Soru: Türkiye Avrupa Birliği yolunda mesafe alıyor. Bu adımları olumlu karşılıyor musunuz?
F.G: AB'nin bize kazandırdığı en önemli şey, demokrasi. Şimdiye kadar demokrasinin adını duyuyorduk; şimdi görüp tanımış olacağız!
Doğrusu Fethullah Gülen hiç de öyle anlatıldığı gibi değildi. Aynı parlak zekâ, aynı belagat...
Sorularımı sürdürdüm:
Soru: Size yönelik iddialar bitmek tükenmek bilmiyor. Poliste "Fethullahçılar olduğu" söylemi yeniden canlandı.
F.G: Halkımız Müslümandır, dinine bağlıdır. Her camiada Fethullah Gülen'i seven insanlar olabilir. Milletimiz, idarecilerinin, askerinin, polisinin dindar olmasını ister. Ordu da, Emniyet de halkın bağrından çıkmış insanların teşkil ettiği müesseselerdir. Bunların içinde, vaazımı dinlemiş, kitabımı okumuş, konferansıma gelmiş, alâka duymuş insanlar olabilir. Bu insanlara, ben kaide dışı hareket etmeleri için telkinde bulunmuş muyum? Onlar benim bu telkinlerim istikametinde kanunlara aykırı hareket mi etmişler? Ne yapmışlar? Bir tek misâl gösteremezler.
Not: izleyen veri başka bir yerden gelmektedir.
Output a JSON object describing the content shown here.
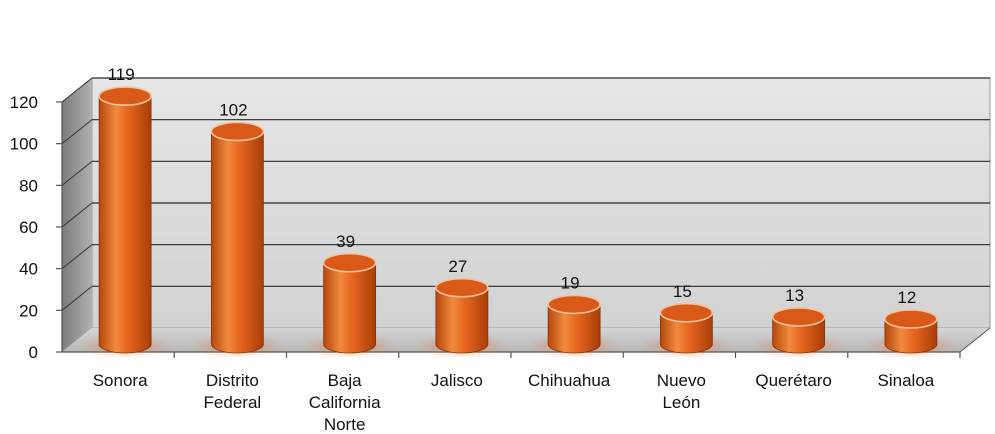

Soru: Siz böyle diyorsunuz ama, Emniyet Müdürleri Cevdet Saral ve Osman Ak poliste "Fethullahçı örgütlenmeden" söz ediyordu. Sadece sizi sevenler değil, bilinçli bir kadrolaşma olduğu belirtiliyor.
F.G: Sözünü ettiğiniz kimseler, Ankara Emniyeti'nin istihbarat müdürleri; adları bir telefon dinleme skandalına karışmış şahıslar. Buna mukabil, daha üst ve daha yetkili bir makamın, Emniyet Genel Müdürlüğü İstihbarat Daire Başkanlığı'nın ifadeleri var: "İslâm adına takib ettiğim çizginin değişmediği, bunun ılımlı bir din anlayışına dayandığı, dini, siyasi hedeflere âlet etmekten uzak, hatta buna karşı olduğum" söyleniyor bu raporda. İki raporu mukayese etmeli. Benim yaptıklarım ve söylediklerime dayanan İstihbarat Daire Başkanlığı'nın raporuna mı, yoksa adı skandallara karışmış olanların raporuna mı inanılır? Kararı kamuoyunun vicdanına bırakıyorum.